New Open-Source Framework Tackles 'Hard Mode' Automated Theorem Proving
Researchers introduce a framework for 'Hard Mode' theorem proving, where AI must discover answers independently. They release two expert-annotated benchmarks to advance this challenging research area.

Researchers have developed an open-source framework designed to push the boundaries of automated theorem proving (ATP) in Lean 4. The framework introduces 'Hard Mode,' a stricter setting where AI systems must independently discover the answer before constructing a formal proof. This contrasts with the more common 'Easy Mode,' where the answer is embedded in the problem statement.

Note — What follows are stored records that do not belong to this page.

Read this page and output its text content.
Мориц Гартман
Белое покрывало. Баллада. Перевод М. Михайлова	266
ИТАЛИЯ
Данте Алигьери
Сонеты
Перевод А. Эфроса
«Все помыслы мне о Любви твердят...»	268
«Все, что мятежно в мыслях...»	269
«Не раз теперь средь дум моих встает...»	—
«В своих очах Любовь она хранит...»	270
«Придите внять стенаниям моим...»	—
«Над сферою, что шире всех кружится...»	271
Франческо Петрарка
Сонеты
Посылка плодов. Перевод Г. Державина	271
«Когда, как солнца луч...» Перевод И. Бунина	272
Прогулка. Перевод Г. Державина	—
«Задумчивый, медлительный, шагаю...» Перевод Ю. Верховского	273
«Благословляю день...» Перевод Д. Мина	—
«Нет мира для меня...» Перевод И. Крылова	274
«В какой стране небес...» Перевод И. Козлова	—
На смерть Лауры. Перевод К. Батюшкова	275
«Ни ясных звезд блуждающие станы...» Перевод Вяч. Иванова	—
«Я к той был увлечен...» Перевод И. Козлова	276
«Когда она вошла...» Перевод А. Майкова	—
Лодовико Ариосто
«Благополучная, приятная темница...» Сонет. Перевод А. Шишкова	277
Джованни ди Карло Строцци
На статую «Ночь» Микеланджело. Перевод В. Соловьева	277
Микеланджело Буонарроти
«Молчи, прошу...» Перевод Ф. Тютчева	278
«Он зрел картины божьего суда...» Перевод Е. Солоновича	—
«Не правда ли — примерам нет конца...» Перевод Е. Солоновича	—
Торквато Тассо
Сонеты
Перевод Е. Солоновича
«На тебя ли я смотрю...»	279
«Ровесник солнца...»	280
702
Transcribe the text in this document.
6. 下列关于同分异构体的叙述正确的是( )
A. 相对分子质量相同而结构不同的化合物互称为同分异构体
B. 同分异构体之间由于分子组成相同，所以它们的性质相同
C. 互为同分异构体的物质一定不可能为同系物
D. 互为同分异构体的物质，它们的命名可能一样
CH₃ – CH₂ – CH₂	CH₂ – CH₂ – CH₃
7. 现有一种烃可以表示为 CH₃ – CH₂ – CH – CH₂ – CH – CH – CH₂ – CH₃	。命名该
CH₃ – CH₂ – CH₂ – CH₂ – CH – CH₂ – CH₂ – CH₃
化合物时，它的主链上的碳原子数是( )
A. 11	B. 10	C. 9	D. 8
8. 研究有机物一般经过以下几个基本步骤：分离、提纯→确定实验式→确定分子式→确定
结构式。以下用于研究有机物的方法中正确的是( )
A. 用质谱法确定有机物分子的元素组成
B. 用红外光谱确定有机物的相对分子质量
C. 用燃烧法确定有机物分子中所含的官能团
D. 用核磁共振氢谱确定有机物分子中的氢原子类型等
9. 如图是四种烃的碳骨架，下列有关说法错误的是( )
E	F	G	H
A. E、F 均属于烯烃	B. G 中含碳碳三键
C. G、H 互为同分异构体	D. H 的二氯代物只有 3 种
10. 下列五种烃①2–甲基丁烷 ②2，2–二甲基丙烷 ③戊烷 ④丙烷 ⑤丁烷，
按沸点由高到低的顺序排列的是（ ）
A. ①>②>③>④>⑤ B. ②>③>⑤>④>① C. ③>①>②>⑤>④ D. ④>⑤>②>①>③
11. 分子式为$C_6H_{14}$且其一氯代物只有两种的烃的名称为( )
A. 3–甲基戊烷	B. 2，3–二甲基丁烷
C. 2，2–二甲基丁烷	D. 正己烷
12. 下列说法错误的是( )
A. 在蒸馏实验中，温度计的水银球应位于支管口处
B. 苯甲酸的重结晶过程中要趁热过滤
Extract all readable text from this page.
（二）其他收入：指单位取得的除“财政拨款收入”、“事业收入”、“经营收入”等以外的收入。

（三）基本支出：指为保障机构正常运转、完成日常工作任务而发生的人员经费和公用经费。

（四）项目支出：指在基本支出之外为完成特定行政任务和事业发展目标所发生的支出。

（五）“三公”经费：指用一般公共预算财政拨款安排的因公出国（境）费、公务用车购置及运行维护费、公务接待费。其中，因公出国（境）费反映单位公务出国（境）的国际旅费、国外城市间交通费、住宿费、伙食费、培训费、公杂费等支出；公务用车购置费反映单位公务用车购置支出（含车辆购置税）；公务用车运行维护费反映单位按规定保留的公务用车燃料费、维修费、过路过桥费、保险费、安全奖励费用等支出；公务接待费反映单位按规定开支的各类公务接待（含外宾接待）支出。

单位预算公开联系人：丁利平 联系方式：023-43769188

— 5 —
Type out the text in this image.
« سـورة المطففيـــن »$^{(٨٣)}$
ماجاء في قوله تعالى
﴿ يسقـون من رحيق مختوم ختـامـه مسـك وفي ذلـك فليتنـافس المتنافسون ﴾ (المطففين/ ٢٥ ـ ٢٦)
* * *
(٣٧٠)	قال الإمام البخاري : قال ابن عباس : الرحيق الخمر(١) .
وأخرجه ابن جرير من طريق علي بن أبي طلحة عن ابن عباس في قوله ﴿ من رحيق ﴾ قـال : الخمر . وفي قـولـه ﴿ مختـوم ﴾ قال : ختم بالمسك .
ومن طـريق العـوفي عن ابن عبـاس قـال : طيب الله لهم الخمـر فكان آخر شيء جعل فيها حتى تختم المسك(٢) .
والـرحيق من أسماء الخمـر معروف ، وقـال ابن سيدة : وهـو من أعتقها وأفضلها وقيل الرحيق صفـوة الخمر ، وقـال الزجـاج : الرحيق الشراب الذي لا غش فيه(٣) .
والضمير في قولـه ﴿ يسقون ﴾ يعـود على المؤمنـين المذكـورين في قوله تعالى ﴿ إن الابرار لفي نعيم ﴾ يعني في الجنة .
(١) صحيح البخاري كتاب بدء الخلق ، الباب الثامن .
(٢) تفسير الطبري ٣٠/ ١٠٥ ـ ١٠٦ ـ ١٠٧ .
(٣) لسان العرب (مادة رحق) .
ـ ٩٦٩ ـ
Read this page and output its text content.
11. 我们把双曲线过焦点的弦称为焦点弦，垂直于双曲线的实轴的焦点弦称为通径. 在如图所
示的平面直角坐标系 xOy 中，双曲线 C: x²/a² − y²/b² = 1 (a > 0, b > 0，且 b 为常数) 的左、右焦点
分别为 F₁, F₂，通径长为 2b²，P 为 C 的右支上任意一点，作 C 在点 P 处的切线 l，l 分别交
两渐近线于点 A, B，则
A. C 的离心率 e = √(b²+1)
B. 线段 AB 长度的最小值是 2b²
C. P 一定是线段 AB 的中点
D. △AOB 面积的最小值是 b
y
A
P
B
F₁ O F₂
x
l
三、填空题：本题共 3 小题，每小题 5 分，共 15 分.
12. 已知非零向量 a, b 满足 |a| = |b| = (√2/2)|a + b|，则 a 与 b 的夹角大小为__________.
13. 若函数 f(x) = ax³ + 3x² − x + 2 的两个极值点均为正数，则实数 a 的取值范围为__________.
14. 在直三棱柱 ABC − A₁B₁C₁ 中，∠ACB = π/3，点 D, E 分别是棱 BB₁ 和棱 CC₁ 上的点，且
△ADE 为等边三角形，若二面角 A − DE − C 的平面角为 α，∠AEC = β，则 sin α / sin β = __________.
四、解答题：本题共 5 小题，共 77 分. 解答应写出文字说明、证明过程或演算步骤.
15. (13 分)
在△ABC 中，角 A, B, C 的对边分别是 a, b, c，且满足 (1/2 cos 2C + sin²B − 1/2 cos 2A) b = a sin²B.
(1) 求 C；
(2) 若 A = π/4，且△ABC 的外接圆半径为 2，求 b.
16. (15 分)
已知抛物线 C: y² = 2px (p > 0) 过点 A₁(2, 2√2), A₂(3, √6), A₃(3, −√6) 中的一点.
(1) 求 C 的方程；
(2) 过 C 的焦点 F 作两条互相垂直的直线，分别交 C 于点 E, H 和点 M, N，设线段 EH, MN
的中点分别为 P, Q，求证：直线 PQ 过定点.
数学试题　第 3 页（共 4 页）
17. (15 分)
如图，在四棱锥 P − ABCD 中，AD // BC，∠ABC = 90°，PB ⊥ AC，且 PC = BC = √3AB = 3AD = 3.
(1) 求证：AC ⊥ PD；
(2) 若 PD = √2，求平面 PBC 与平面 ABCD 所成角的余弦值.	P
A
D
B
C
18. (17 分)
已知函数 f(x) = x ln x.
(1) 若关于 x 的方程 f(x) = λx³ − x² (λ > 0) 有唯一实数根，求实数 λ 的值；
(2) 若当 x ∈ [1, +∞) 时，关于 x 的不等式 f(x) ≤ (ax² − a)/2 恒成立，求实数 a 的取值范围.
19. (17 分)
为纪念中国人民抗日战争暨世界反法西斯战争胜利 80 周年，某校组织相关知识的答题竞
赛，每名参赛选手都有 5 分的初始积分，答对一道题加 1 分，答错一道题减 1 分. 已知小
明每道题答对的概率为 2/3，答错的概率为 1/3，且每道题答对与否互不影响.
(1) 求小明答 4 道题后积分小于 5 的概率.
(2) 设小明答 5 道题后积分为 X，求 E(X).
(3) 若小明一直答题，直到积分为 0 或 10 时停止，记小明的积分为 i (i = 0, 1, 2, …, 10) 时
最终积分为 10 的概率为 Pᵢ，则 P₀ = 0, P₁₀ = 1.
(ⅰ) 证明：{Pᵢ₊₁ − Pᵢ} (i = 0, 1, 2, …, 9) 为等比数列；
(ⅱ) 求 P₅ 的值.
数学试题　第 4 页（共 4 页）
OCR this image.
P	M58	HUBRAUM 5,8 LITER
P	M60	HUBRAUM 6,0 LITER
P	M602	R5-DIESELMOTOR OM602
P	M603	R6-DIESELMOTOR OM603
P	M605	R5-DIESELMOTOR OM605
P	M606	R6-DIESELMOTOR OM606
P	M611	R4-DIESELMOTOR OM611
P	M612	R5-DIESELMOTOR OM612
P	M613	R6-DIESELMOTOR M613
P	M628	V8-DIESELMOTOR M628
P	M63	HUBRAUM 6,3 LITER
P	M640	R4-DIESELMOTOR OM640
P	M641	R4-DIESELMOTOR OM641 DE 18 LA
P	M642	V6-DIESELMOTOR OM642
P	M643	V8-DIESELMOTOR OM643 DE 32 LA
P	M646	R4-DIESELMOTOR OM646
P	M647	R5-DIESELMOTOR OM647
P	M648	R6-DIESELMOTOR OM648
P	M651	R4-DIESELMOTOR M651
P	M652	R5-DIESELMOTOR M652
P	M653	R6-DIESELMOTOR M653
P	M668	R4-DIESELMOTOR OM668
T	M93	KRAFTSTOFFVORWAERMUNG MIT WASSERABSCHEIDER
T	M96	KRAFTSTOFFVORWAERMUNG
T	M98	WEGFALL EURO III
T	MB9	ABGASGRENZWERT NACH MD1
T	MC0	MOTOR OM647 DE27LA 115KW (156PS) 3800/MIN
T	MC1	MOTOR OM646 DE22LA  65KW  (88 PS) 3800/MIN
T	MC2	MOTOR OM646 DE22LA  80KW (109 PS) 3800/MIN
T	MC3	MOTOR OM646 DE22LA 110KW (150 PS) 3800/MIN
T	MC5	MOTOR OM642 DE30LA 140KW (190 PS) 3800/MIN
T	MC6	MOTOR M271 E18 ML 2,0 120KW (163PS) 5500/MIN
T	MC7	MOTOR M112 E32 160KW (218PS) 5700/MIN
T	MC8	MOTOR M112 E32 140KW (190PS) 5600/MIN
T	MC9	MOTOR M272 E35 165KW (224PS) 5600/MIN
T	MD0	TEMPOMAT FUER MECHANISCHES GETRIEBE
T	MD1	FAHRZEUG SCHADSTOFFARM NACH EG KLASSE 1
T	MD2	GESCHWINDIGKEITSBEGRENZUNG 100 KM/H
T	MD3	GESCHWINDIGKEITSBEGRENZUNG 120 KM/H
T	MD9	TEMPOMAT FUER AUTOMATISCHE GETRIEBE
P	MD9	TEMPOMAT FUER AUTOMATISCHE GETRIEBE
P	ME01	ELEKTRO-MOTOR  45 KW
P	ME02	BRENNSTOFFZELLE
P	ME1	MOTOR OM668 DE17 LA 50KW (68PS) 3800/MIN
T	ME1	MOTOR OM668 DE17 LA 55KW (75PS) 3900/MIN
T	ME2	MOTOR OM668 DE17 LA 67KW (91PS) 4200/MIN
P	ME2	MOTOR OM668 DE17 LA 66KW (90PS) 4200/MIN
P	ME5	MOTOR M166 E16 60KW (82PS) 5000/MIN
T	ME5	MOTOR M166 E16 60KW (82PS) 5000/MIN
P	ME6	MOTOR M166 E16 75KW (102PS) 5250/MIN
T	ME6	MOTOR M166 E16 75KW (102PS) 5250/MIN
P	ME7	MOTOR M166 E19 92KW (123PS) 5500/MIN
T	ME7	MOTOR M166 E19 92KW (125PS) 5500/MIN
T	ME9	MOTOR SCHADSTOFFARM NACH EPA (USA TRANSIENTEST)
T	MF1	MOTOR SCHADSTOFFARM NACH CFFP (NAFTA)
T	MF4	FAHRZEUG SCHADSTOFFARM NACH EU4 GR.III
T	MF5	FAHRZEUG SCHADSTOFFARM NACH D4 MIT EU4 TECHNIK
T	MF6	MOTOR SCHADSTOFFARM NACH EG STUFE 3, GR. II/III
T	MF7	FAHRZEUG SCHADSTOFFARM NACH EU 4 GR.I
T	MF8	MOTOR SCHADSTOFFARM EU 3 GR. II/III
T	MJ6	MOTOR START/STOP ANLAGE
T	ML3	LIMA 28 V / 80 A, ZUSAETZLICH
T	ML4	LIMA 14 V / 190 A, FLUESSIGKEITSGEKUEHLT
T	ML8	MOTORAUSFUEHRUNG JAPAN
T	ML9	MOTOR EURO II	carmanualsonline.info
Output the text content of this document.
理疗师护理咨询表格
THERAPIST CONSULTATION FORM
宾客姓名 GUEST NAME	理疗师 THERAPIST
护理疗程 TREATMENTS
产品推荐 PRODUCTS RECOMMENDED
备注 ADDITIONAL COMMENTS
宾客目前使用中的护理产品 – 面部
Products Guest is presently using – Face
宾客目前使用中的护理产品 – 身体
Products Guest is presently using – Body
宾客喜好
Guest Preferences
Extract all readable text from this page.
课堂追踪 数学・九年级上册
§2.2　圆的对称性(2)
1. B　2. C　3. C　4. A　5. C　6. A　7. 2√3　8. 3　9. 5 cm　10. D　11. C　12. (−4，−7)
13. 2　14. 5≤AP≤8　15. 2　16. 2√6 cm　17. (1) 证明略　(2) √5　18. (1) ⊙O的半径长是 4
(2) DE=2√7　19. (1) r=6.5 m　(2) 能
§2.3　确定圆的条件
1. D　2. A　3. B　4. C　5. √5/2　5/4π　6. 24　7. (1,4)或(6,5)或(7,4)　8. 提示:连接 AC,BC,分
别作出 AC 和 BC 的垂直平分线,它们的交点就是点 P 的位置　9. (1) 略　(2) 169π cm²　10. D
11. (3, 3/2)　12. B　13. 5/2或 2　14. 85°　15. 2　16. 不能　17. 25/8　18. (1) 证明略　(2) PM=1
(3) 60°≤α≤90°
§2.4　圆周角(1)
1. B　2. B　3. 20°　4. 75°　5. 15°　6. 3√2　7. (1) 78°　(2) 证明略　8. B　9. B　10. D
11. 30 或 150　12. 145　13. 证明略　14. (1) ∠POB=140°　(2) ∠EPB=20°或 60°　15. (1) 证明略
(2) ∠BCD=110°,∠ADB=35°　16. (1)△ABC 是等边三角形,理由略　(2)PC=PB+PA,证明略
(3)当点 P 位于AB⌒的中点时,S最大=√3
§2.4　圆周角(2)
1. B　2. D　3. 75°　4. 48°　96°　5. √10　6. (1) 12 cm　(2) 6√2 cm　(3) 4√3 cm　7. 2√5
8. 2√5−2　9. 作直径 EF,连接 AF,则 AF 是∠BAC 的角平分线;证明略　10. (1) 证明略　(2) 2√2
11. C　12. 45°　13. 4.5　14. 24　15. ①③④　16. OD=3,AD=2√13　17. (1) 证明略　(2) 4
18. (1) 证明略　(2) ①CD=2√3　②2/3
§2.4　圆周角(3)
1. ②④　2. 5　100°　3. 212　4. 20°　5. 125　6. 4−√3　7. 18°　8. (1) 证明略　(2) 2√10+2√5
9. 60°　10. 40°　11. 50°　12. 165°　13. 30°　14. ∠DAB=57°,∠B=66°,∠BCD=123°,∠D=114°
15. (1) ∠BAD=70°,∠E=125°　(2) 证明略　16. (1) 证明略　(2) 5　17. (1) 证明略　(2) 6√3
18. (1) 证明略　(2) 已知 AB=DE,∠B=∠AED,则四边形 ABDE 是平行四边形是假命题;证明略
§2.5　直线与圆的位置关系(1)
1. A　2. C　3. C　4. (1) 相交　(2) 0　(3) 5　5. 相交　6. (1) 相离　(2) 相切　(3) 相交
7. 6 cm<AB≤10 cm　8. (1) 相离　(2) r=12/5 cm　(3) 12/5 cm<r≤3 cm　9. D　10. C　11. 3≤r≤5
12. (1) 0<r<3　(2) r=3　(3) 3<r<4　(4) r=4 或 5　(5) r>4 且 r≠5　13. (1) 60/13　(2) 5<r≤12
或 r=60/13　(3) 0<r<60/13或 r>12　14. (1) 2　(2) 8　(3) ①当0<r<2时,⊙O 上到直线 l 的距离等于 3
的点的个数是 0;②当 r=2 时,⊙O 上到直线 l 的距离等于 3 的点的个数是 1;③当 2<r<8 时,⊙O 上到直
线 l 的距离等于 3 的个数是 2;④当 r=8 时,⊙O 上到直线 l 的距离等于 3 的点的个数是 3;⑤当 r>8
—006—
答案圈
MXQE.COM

The significance of this work lies in its potential to provide a more realistic assessment of AI capabilities in theorem proving. Current benchmarks often simplify the task, leading to overly optimistic estimates of model performance. By releasing two expert-annotated Hard Mode variants of widely-used ATP benchmarks, MiniF2F-Hard and FIMO-Hard, the researchers aim to foster more rigorous and practical research in the field.
The release of these benchmarks is expected to spur further innovation in AI-driven theorem proving. Researchers and developers can now test and refine their models in a more challenging and realistic environment. The open-source nature of the framework ensures that the community can collaborate and build upon this work, potentially leading to breakthroughs in automated reasoning and formal verification.